Though Quinn's smug, patronizing tone angered Tessa, she did not argue with him but followed him out of the office and through the eddying fog to the far end of the building. He was big, and she was petite, so she felt somewhat like a little kid being escorted back to her room by a father determined to show her that no monster was hiding either under the bed or in the closet.
He opened the metal door through which she had fled the north service stairs, and they went inside. No one waited there.
The soda-vending machine purred, and a faint clinking arose from the ice-maker's laboring mechanism. Her plastic bucket still stood atop the chest, filled with half-moon chips.
Quinn crossed the small space to the door that led to the ground-floor hall, pulled it open.
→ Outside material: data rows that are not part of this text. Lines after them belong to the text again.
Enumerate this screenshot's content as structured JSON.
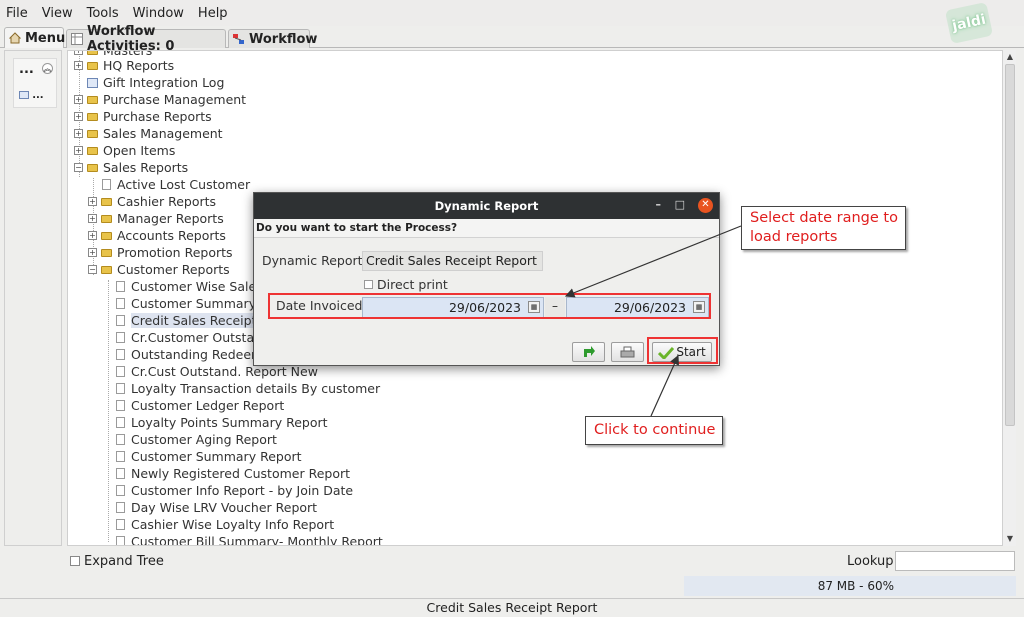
{
  "menubar": {
    "items": [
      "File",
      "View",
      "Tools",
      "Window",
      "Help"
    ]
  },
  "brand": {
    "text": "jaldi"
  },
  "tabs": [
    {
      "label": "Menu",
      "active": true
    },
    {
      "label": "Workflow Activities: 0",
      "active": false
    },
    {
      "label": "Workflow",
      "active": false
    }
  ],
  "left_panel": {
    "dots": "...",
    "item_dots": "..."
  },
  "tree": [
    {
      "label": "Masters"
    },
    {
      "label": "HQ Reports"
    },
    {
      "label": "Gift Integration Log"
    },
    {
      "label": "Purchase Management"
    },
    {
      "label": "Purchase Reports"
    },
    {
      "label": "Sales Management"
    },
    {
      "label": "Open Items"
    },
    {
      "label": "Sales Reports"
    },
    {
      "label": "Active Lost Customer"
    },
    {
      "label": "Cashier Reports"
    },
    {
      "label": "Manager Reports"
    },
    {
      "label": "Accounts Reports"
    },
    {
      "label": "Promotion Reports"
    },
    {
      "label": "Customer Reports"
    },
    {
      "label": "Customer Wise Sales"
    },
    {
      "label": "Customer Summary"
    },
    {
      "label": "Credit Sales Receipt"
    },
    {
      "label": "Cr.Customer Outstan"
    },
    {
      "label": "Outstanding Redeem"
    },
    {
      "label": "Cr.Cust Outstand. Report New"
    },
    {
      "label": "Loyalty Transaction details By customer"
    },
    {
      "label": "Customer Ledger Report"
    },
    {
      "label": "Loyalty Points Summary Report"
    },
    {
      "label": "Customer Aging Report"
    },
    {
      "label": "Customer Summary Report"
    },
    {
      "label": "Newly Registered Customer Report"
    },
    {
      "label": "Customer Info Report - by Join Date"
    },
    {
      "label": "Day Wise LRV Voucher Report"
    },
    {
      "label": "Cashier Wise Loyalty Info Report"
    },
    {
      "label": "Customer Bill Summary- Monthly Report"
    }
  ],
  "bottom": {
    "expand_tree": "Expand Tree",
    "lookup": "Lookup",
    "lookup_value": ""
  },
  "memory": "87 MB - 60%",
  "status": "Credit Sales Receipt Report",
  "dialog": {
    "title": "Dynamic Report",
    "minimize": "–",
    "maximize": "□",
    "close": "✕",
    "question": "Do you want to start the Process?",
    "report_label": "Dynamic Report",
    "report_value": "Credit Sales Receipt Report",
    "direct_print": "Direct print",
    "date_label": "Date Invoiced",
    "date_from": "29/06/2023",
    "date_to": "29/06/2023",
    "dash": "–",
    "start_label": "Start"
  },
  "annotations": {
    "select_date": "Select date range to load reports",
    "click_continue": "Click to continue"
  },
  "colors": {
    "highlight_red": "#e33333",
    "date_field": "#dbe5f4",
    "titlebar": "#2e3133"
  }
}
"Nobody there," he said, nodding toward the silent corridor. He opened the door in the west wall, as well, and looked outside, left and right. He motioned her to the threshold and insisted that she look too.
She saw a narrow, railing-flanked serviceway that paralleled the back of the lodge, between the building and the edge of the bluff, illuminated by a yellowish night-light at each end. Deserted "You said you'd already put your money in the vendor but hadn't got your soda?" Quinn asked, as he let the door swing shut.
"That's right."
"What did you want?"
"Well … Diet Coke."
At the vending machine, he pushed the correct button, and a can rolled into the trough. He handed it to her, pointed at the plastic container that she had brought from her room, and said, "Don't forget your ice."
Carrying the ice bucket and Coke, a hot blush on her cheeks and cold anger in her heart, Tessa followed him up the north stairs. No one lurked there. The unoiled hinges of the upper door squeaked as they went into the second-floor hallway, which was also deserted.
The door to her room was ajar, which was how she left it. She was hesitant to enter.
"Let's check it out," Quinn said.
The small room, closet, and adjoining bath were untenanted.
"Feel better?" he asked.
"I wasn't imagining things."
"I'm sure you weren't," he said, still patronizing her.
As Quinn returned to the hallway, Tessa said, "They were there, and they were real, but I guess they've gone now. Probably ran away when they realized I was aware of them and that I went for help —"
"Well, all's well then," he said. "You're safe. If they're gone, that's almost as good as if they'd never existed in the first place."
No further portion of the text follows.